In the 1930s, Duchamp decided to publish his notes taken in preparation for the construction of "The Large Glass," the most ambitious work of his early career that he had left in a state of intentional incompletion in New York about a decade earlier. Rather than publish this material in the format of a traditional book, he painstakingly replicated each note in facsimile and issued them in a box with no prescribed sequence (known today because of its green frocking as the "Green Box"). Soon after, Duchamp embarked upon the publication of an album that was supposed to reproduce examples of his most important earlier work, a project that gradually grew in size and scope to include miniature, three-dimensional models, the whole housed in a box encased in a suitcase, thereby known as the "Boîte-en-valise." Later editions—such as the one included in this exhibition (assembled in 1966 in an edition of 75 copies)—dispensed with the valise, and are therefore simply known as "boîtes" (this edition encased in red leather).
Many of the items included in this collection were produced in conjunction with Duchamp’s production of the "Boîte-en-valise," such as the covers he designed for various French magazines: "Cahiers d’Art, Minotaure," "Transition," "XXe siècle." In most cases, he would ask the publisher to run off extra copies of the book or magazine to which he contributed, so that he could carefully excise the reproduction and include it in his valise. In order to raise the funds necessary for such an expensive project, he produced pochoirs of two earlier paintings, "Nude Descending a Staircase" and "Bride," each of which were signed in a notarized format over the surface of a small-denomination French postage stamp. Finally, a portion of the collection is devoted to Duchamp’s lifelong involvement in the game of chess, from various magazines that include the scores for games that he played, to deluxe and regular editions of a book he wrote with another chess master on an endgame theory.

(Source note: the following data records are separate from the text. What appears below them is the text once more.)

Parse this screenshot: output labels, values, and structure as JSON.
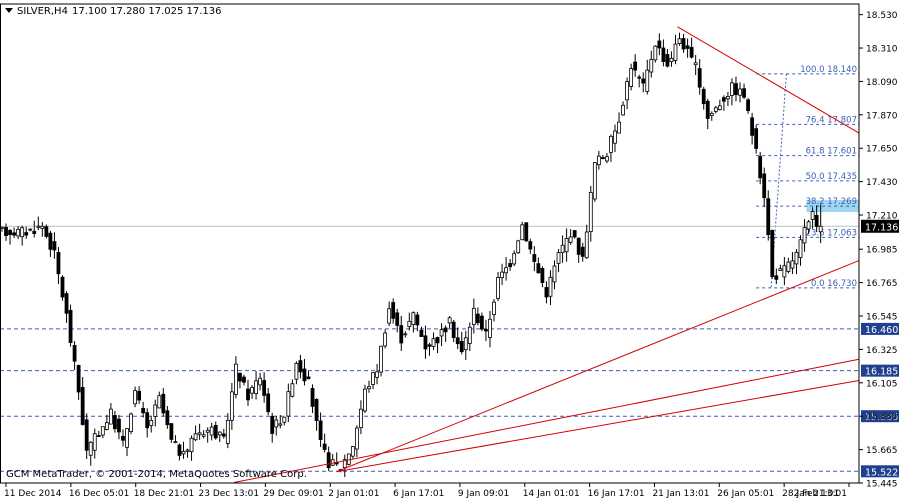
{
  "header": {
    "symbol_label": "SILVER,H4",
    "ohlc_label": "17.100 17.280 17.025 17.136"
  },
  "copyright": "GCM MetaTrader, © 2001-2014, MetaQuotes Software Corp.",
  "colors": {
    "candle": "#000000",
    "level_line": "#3a5fb5",
    "fib_text": "#3a5fb5",
    "trendline": "#d40000",
    "badge_bg": "#1f3f8f",
    "badge_text": "#ffffff",
    "price_badge_bg": "#000000",
    "fib_box": "#9fd6f2"
  },
  "chart_data": {
    "type": "candlestick",
    "symbol": "SILVER",
    "timeframe": "H4",
    "ylim": [
      15.445,
      18.6
    ],
    "y_ticks": [
      "18.530",
      "18.310",
      "18.090",
      "17.870",
      "17.650",
      "17.430",
      "17.210",
      "16.985",
      "16.765",
      "16.545",
      "16.325",
      "16.105",
      "15.885",
      "15.665",
      "15.445"
    ],
    "x_ticks": [
      "11 Dec 2014",
      "16 Dec 05:01",
      "18 Dec 21:01",
      "23 Dec 13:01",
      "29 Dec 09:01",
      "2 Jan 01:01",
      "6 Jan 17:01",
      "9 Jan 09:01",
      "14 Jan 01:01",
      "16 Jan 17:01",
      "21 Jan 13:01",
      "26 Jan 05:01",
      "28 Jan 21:01",
      "2 Feb 13:01"
    ],
    "current_price": 17.136,
    "horizontal_levels": [
      {
        "label": "16.460",
        "value": 16.46
      },
      {
        "label": "16.185",
        "value": 16.185
      },
      {
        "label": "15.885",
        "value": 15.885
      },
      {
        "label": "15.522",
        "value": 15.522
      }
    ],
    "fibonacci": [
      {
        "label": "100.0 18.140",
        "value": 18.14
      },
      {
        "label": "76.4 17.807",
        "value": 17.807
      },
      {
        "label": "61.8 17.601",
        "value": 17.601
      },
      {
        "label": "50.0 17.435",
        "value": 17.435
      },
      {
        "label": "38.2 17.269",
        "value": 17.269
      },
      {
        "label": "23.6 17.063",
        "value": 17.063
      },
      {
        "label": "0.0 16.730",
        "value": 16.73
      }
    ],
    "candle_waypoints": [
      [
        0,
        17.1
      ],
      [
        6,
        17.1
      ],
      [
        10,
        17.14
      ],
      [
        13,
        16.95
      ],
      [
        16,
        16.55
      ],
      [
        19,
        16.05
      ],
      [
        21,
        15.65
      ],
      [
        24,
        15.78
      ],
      [
        27,
        15.9
      ],
      [
        30,
        15.7
      ],
      [
        33,
        16.05
      ],
      [
        36,
        15.8
      ],
      [
        39,
        16.0
      ],
      [
        42,
        15.72
      ],
      [
        45,
        15.62
      ],
      [
        48,
        15.78
      ],
      [
        52,
        15.8
      ],
      [
        55,
        15.72
      ],
      [
        58,
        16.2
      ],
      [
        61,
        16.02
      ],
      [
        64,
        16.15
      ],
      [
        67,
        15.8
      ],
      [
        70,
        15.9
      ],
      [
        73,
        16.25
      ],
      [
        76,
        16.1
      ],
      [
        79,
        15.7
      ],
      [
        81,
        15.58
      ],
      [
        84,
        15.55
      ],
      [
        87,
        15.7
      ],
      [
        90,
        16.05
      ],
      [
        93,
        16.2
      ],
      [
        96,
        16.6
      ],
      [
        99,
        16.4
      ],
      [
        102,
        16.55
      ],
      [
        105,
        16.35
      ],
      [
        108,
        16.4
      ],
      [
        111,
        16.5
      ],
      [
        114,
        16.3
      ],
      [
        117,
        16.58
      ],
      [
        120,
        16.42
      ],
      [
        123,
        16.78
      ],
      [
        126,
        16.9
      ],
      [
        129,
        17.15
      ],
      [
        132,
        16.9
      ],
      [
        135,
        16.7
      ],
      [
        138,
        16.95
      ],
      [
        141,
        17.1
      ],
      [
        144,
        16.92
      ],
      [
        147,
        17.55
      ],
      [
        150,
        17.62
      ],
      [
        153,
        17.85
      ],
      [
        156,
        18.2
      ],
      [
        159,
        18.05
      ],
      [
        162,
        18.35
      ],
      [
        165,
        18.2
      ],
      [
        168,
        18.38
      ],
      [
        170,
        18.28
      ],
      [
        172,
        18.18
      ],
      [
        175,
        17.85
      ],
      [
        178,
        17.95
      ],
      [
        181,
        18.05
      ],
      [
        184,
        18.0
      ],
      [
        186,
        17.75
      ],
      [
        189,
        17.35
      ],
      [
        191,
        16.8
      ],
      [
        194,
        16.85
      ],
      [
        197,
        16.95
      ],
      [
        199,
        17.1
      ],
      [
        201,
        17.2
      ],
      [
        203,
        17.136
      ]
    ],
    "trendlines": [
      {
        "x0": 83.5,
        "y0": 15.52,
        "x1": 213,
        "y1": 16.91
      },
      {
        "x0": 83.5,
        "y0": 15.52,
        "x1": 213,
        "y1": 16.12
      },
      {
        "x0": 58,
        "y0": 15.448,
        "x1": 213,
        "y1": 16.26
      },
      {
        "x0": 168,
        "y0": 18.45,
        "x1": 213,
        "y1": 17.75
      }
    ]
  }
}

In addition to examples of the replicated work, this exhibition includes several items by Duchamp that are unique: the drawing for a place card spelling out in elongated letters the last name of his good friend Henri-Pierre Roché; the drawing of a cupid that he made for a gallery announcement that contains an unsolvable endgame problem in chess; a piece of clay that he signed for a university student; a toy reproducing a baby’s head in a milk bottle that he signed at the request of an artist. It is in the work produced for a larger audience, however—publications, book designs, posters, prints and works produced in limited editions (the better part of the present collection)—where Duchamp presents his public self. Here it becomes clear that he is an artist whose work cannot be casually observed to attain aesthetic pleasure (as in the case of most other artists of the 20th century), but each item must be individually studied and analyzed before it can be understood and appreciated for the fundamentally conceptual message it contains.